But she was aware of the history of quilting for the women in her family and African American quilters in her community. Among African American quilters, there is a tradition of a style that can be isolating due to the rejection that these quilters face within more popularized quilting communities, like the modern quilting movement. “Speaking to people like my mother and the woman around her who quilt, they feel like what they do and how they do it isn’t accepted,” said Corbett. “I think it’s a real shame because we need their experience,” Corbett explains that for African American quilters, there is a focus on using African fabrics in their designs and working within an improv style. For quilters like her mother, they can visualize the quilt and execute it without much planning. “African American quilters, especially those who work in the traditional form, often don’t work with patterns, and they also use what they have,” said Corbett. “Reusing fabrics is considered a new trend in the modern quilting community, but black people have been doing that forever—using fabrics that date back to great aunts and great grandmothers and back and back and back.”

Quilt made by Toni Corbett using the Metropolis Quilt Pattern designed by XOXSEW.

Though Corbett understood the importance of traditional style quilts and advocated for their space in mainstream quilting spaces, she still decided to create her own relationship with the medium. She combined her mother’s improvisational roots and her modern aesthetic and was gentle with herself through the process of discovering her voice. Once she learned of Victoria Findlay Wolfe, who encourages an improvisational style of quilting and incremental crafting called fifteen minutes of play, Corbett began to make inroads to creating her own process. “When I start to get frustrated or tired with the work, I set it aside because I became more likely to make errors, which made it less likely that I would enjoy the final product,” said Corbett. “If I stick with just fifteen minutes, it feels low-stakes, and sometimes I’ll surprise myself and go on for longer.”

As someone who manages chronic pain and endometriosis flare-up attacks, as a veteran, as a black woman, and all the things that make us human, Corbett is a strong advocate for mental health. “I’ve found that sewing, crafting in general, is a wonderful outlet for mental health,” said Corbett. “I’ve made a wreath out of clothespins, and sometimes just cut and glue together paper arrangements.” Artists tend to put pressure on themselves to produce plenty of finished work. What Corbett found to have work for her had a different logic: the freeing of ideas without categories like good, bad, worthwhile, or finished.

Black Lives Matter quilt by Toni Corbett.

From this state of improvisation, Corbett quilted her Black Lives Matter quilt, the first she has made from her own design, and the feeling of making the quilt was utterly original.  “I made the quilt during quarantine,” said Corbett. “At the time, the goal was to just get out of bed, shower, and accomplish basic household tasks—I hadn’t quilted anything for months.” But after the death of George Floyd and the protests pleading for black lives to receive respect, Corbett was struck with an idea, a feeling. She picked up fabric and knew what the quilt needed to be without much planning like she had watched her mother do for years. Corbett described the quilt as the least photogenic quilt. From a distance, the quilt looks entirely black with “BLACK LIVES MATTER” in white, underlined three times in yellow, in the lower right-hand corner. But when you take a closer look, the same message is stitched several times throughout the quilt in black, nearly invisible, thread. Fans of her quilt have said: “This quilt is a living organism. It is a metaphor for a bold statement that can be overlooked or unseen if you do not want to see it. That is artistry.” And that was the point for Corbett—until we, as a nation, are willing to confront racial injustice and take a close look, there will always be a misunderstanding.
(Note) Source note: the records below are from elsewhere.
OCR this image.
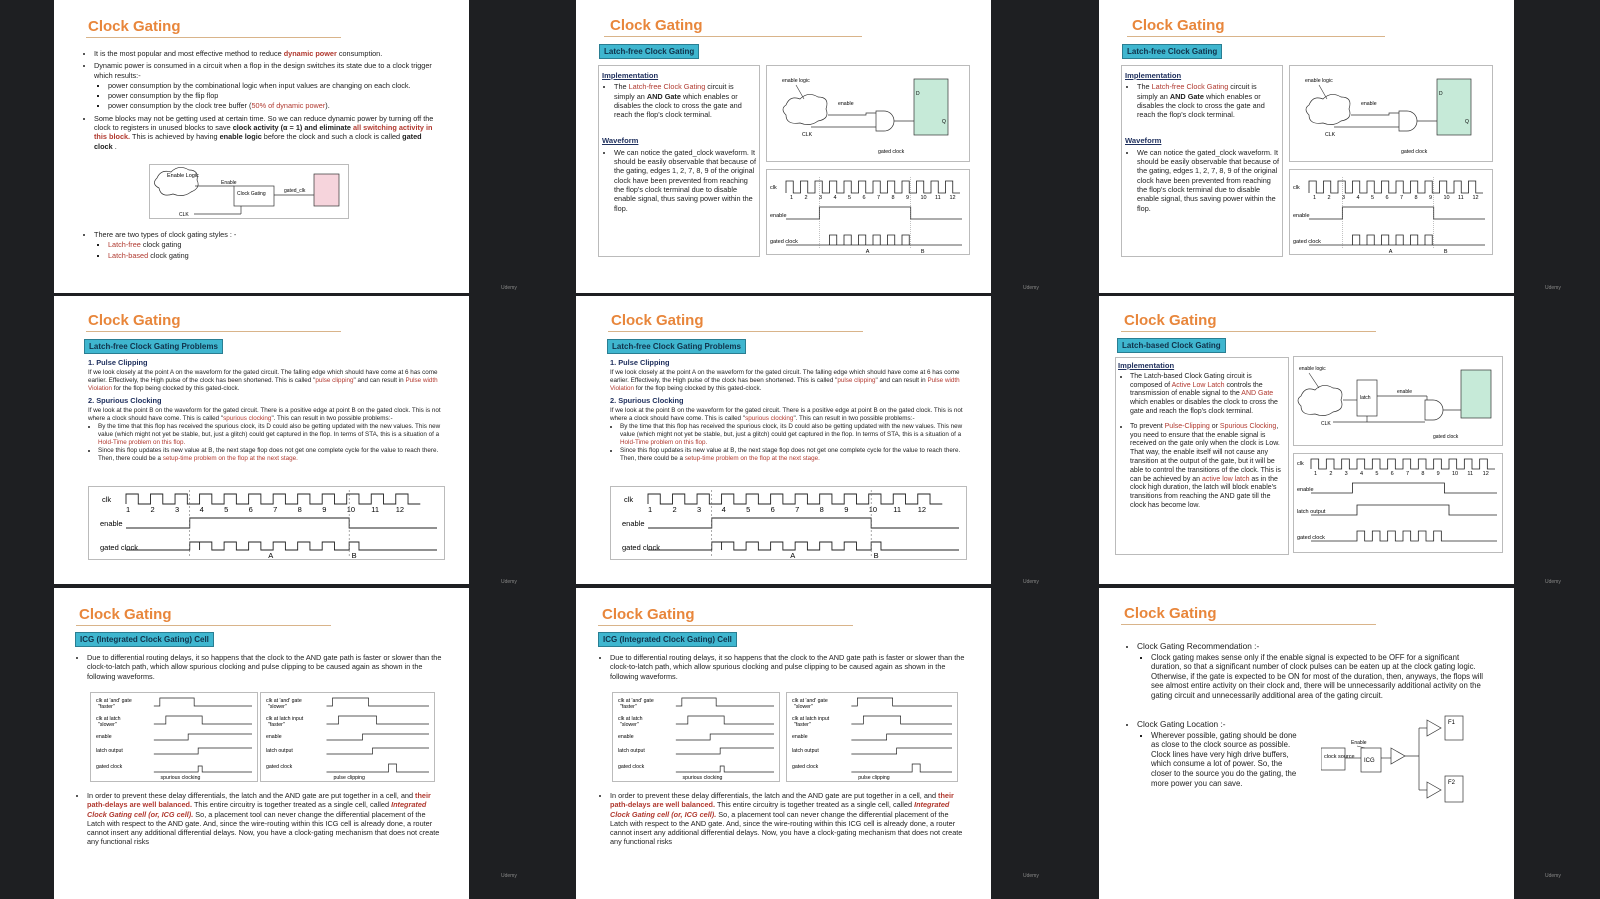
Clock Gating
• It is the most popular and most effective method to reduce dynamic power consumption.
• Dynamic power is consumed in a circuit when a flop in the design switches its state due to a clock trigger which results:-
▪ power consumption by the combinational logic when input values are changing on each clock.
▪ power consumption by the flip flop
▪ power consumption by the clock tree buffer (50% of dynamic power).
• Some blocks may not be getting used at certain time. So we can reduce dynamic power by turning off the clock to registers in unused blocks to save clock activity (α = 1) and eliminate all switching activity in this block. This is achieved by having enable logic before the clock and such a clock is called gated clock .
Enable Logic
Enable
Clock Gating	gated_clk
CLK
• There are two types of clock gating styles : -
▪ Latch-free clock gating
▪ Latch-based clock gating
Udemy
Clock Gating
Latch-free Clock Gating
Implementation
• The Latch-free Clock Gating circuit is simply an AND Gate which enables or disables the clock to cross the gate and reach the flop's clock terminal.
Waveform
• We can notice the gated_clock waveform. It should be easily observable that because of the gating, edges 1, 2, 7, 8, 9 of the original clock have been prevented from reaching the flop's clock terminal due to disable enable signal, thus saving power within the flop.
enable logic
enable
CLK
D
Q
gated clock
clk
1 2 3 4 5 6 7 8 9 10 11 12
enable
gated clock
A	B
Udemy
Clock Gating
Latch-free Clock Gating
Implementation
• The Latch-free Clock Gating circuit is simply an AND Gate which enables or disables the clock to cross the gate and reach the flop's clock terminal.
Waveform
• We can notice the gated_clock waveform. It should be easily observable that because of the gating, edges 1, 2, 7, 8, 9 of the original clock have been prevented from reaching the flop's clock terminal due to disable enable signal, thus saving power within the flop.
enable logic
enable
CLK
D
Q
gated clock
clk
1 2 3 4 5 6 7 8 9 10 11 12
enable
gated clock
A	B
Udemy
Clock Gating
Latch-free Clock Gating Problems
1. Pulse Clipping
If we look closely at the point A on the waveform for the gated circuit. The falling edge which should have come at 6 has come earlier. Effectively, the High pulse of the clock has been shortened. This is called "pulse clipping" and can result in Pulse width Violation for the flop being clocked by this gated-clock.
2. Spurious Clocking
If we look at the point B on the waveform for the gated circuit. There is a positive edge at point B on the gated clock. This is not where a clock should have come. This is called "spurious clocking". This can result in two possible problems:-
• By the time that this flop has received the spurious clock, its D could also be getting updated with the new values. This new value (which might not yet be stable, but, just a glitch) could get captured in the flop. In terms of STA, this is a situation of a Hold-Time problem on this flop.
• Since this flop updates its new value at B, the next stage flop does not get one complete cycle for the value to reach there. Then, there could be a setup-time problem on the flop at the next stage.
clk
1	2	3	4	5	6	7	8	9	10 11 12
enable
gated clock
A	B
Udemy
Clock Gating
Latch-free Clock Gating Problems
1. Pulse Clipping
If we look closely at the point A on the waveform for the gated circuit. The falling edge which should have come at 6 has come earlier. Effectively, the High pulse of the clock has been shortened. This is called "pulse clipping" and can result in Pulse width Violation for the flop being clocked by this gated-clock.
2. Spurious Clocking
If we look at the point B on the waveform for the gated circuit. There is a positive edge at point B on the gated clock. This is not where a clock should have come. This is called "spurious clocking". This can result in two possible problems:-
• By the time that this flop has received the spurious clock, its D could also be getting updated with the new values. This new value (which might not yet be stable, but, just a glitch) could get captured in the flop. In terms of STA, this is a situation of a Hold-Time problem on this flop.
• Since this flop updates its new value at B, the next stage flop does not get one complete cycle for the value to reach there. Then, there could be a setup-time problem on the flop at the next stage.
clk
1	2	3	4	5	6	7	8	9	10 11 12
enable
gated clock
A	B
Udemy
Clock Gating
Latch-based Clock Gating
Implementation
• The Latch-based Clock Gating circuit is composed of Active Low Latch controls the transmission of enable signal to the AND Gate which enables or disables the clock to cross the gate and reach the flop's clock terminal.
• To prevent Pulse-Clipping or Spurious Clocking, you need to ensure that the enable signal is received on the gate only when the clock is Low. That way, the enable itself will not cause any transition at the output of the gate, but it will be able to control the transitions of the clock. This is can be achieved by an active low latch as in the clock high duration, the latch will block enable's transitions from reaching the AND gate till the clock has become low.
enable logic
latch
enable
CLK
gated clock
clk
1 2 3 4 5 6 7 8 9 10 11 12
enable
latch output
gated clock
Udemy
Clock Gating
ICG (Integrated Clock Gating) Cell
• Due to differential routing delays, it so happens that the clock to the AND gate path is faster or slower than the clock-to-latch path, which allow spurious clocking and pulse clipping to be caused again as shown in the following waveforms.
clk at 'and' gate
"faster"
clk at latch
"slower"
enable
latch output
gated clock
spurious clocking
clk at 'and' gate
"slower"
clk at latch input
"faster"
enable
latch output
gated clock
pulse clipping
• In order to prevent these delay differentials, the latch and the AND gate are put together in a cell, and their path-delays are well balanced. This entire circuitry is together treated as a single cell, called Integrated Clock Gating cell (or, ICG cell). So, a placement tool can never change the differential placement of the Latch with respect to the AND gate. And, since the wire-routing within this ICG cell is already done, a router cannot insert any additional differential delays. Now, you have a clock-gating mechanism that does not create any functional risks
Udemy
Clock Gating
ICG (Integrated Clock Gating) Cell
• Due to differential routing delays, it so happens that the clock to the AND gate path is faster or slower than the clock-to-latch path, which allow spurious clocking and pulse clipping to be caused again as shown in the following waveforms.
clk at 'and' gate
"faster"
clk at latch
"slower"
enable
latch output
gated clock
spurious clocking
clk at 'and' gate
"slower"
clk at latch input
"faster"
enable
latch output
gated clock
pulse clipping
• In order to prevent these delay differentials, the latch and the AND gate are put together in a cell, and their path-delays are well balanced. This entire circuitry is together treated as a single cell, called Integrated Clock Gating cell (or, ICG cell). So, a placement tool can never change the differential placement of the Latch with respect to the AND gate. And, since the wire-routing within this ICG cell is already done, a router cannot insert any additional differential delays. Now, you have a clock-gating mechanism that does not create any functional risks
Udemy
Clock Gating
• Clock Gating Recommendation :-
▪ Clock gating makes sense only if the enable signal is expected to be OFF for a significant duration, so that a significant number of clock pulses can be eaten up at the clock gating logic. Otherwise, if the gate is expected to be ON for most of the duration, then, anyways, the flops will see almost entire activity on their clock and, there will be unnecessarily additional activity on the gating circuit and unnecessarily additional area of the gating circuit.
• Clock Gating Location :-
▪ Wherever possible, gating should be done as close to the clock source as possible. Clock lines have very high drive buffers, which consume a lot of power. So, the closer to the source you do the gating, the more power you can save.
clock source
ICG
Enable
F1
F2
Udemy
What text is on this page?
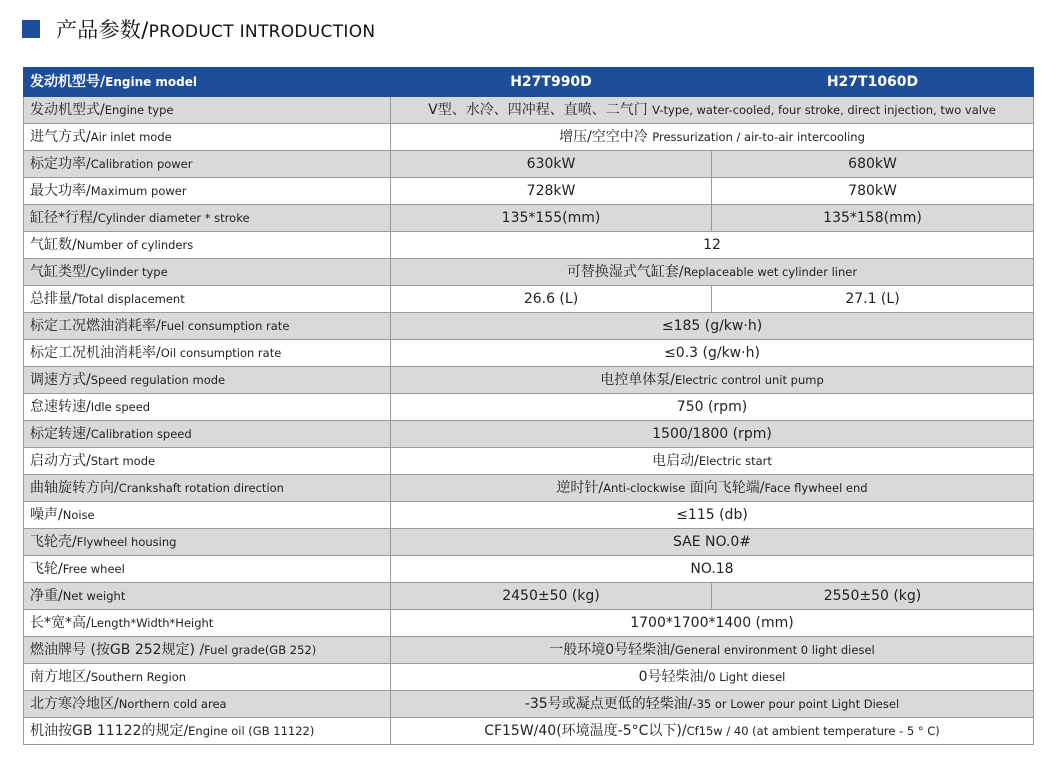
产品参数/PRODUCT INTRODUCTION
发动机型号/Engine model	H27T990D	H27T1060D
发动机型式/Engine type	V型、水冷、四冲程、直喷、二气门 V-type, water-cooled, four stroke, direct injection, two valve	
进气方式/Air inlet mode	增压/空空中冷 Pressurization / air-to-air intercooling	
标定功率/Calibration power	630kW	680kW
最大功率/Maximum power	728kW	780kW
缸径*行程/Cylinder diameter * stroke	135*155(mm)	135*158(mm)
气缸数/Number of cylinders	12	
气缸类型/Cylinder type	可替换湿式气缸套/Replaceable wet cylinder liner	
总排量/Total displacement	26.6 (L)	27.1 (L)
标定工况燃油消耗率/Fuel consumption rate	≤185 (g/kw·h)	
标定工况机油消耗率/Oil consumption rate	≤0.3 (g/kw·h)	
调速方式/Speed regulation mode	电控单体泵/Electric control unit pump	
怠速转速/Idle speed	750 (rpm)	
标定转速/Calibration speed	1500/1800 (rpm)	
启动方式/Start mode	电启动/Electric start	
曲轴旋转方向/Crankshaft rotation direction	逆时针/Anti-clockwise 面向飞轮端/Face flywheel end	
噪声/Noise	≤115 (db)	
飞轮壳/Flywheel housing	SAE NO.0#	
飞轮/Free wheel	NO.18	
净重/Net weight	2450±50 (kg)	2550±50 (kg)
长*宽*高/Length*Width*Height	1700*1700*1400 (mm)	
燃油牌号 (按GB 252规定) /Fuel grade(GB 252)	一般环境0号轻柴油/General environment 0 light diesel	
南方地区/Southern Region	0号轻柴油/0 Light diesel	
北方寒冷地区/Northern cold area	-35号或凝点更低的轻柴油/-35 or Lower pour point Light Diesel	
机油按GB 11122的规定/Engine oil (GB 11122)	CF15W/40(环境温度-5°C以下)/Cf15w / 40 (at ambient temperature - 5 ° C)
Corbett will continue to discover her voice as an artist in the small town in Iowa where she resides and is part of the Central Iowa Guild. She has found her community, and each member is willing to do the hard work of examining the theory behind quilting. Corbett said when she joined the guild, she felt intimated by the depth of experience among the group, but as the years go on, she feels more confident that she can hold her own.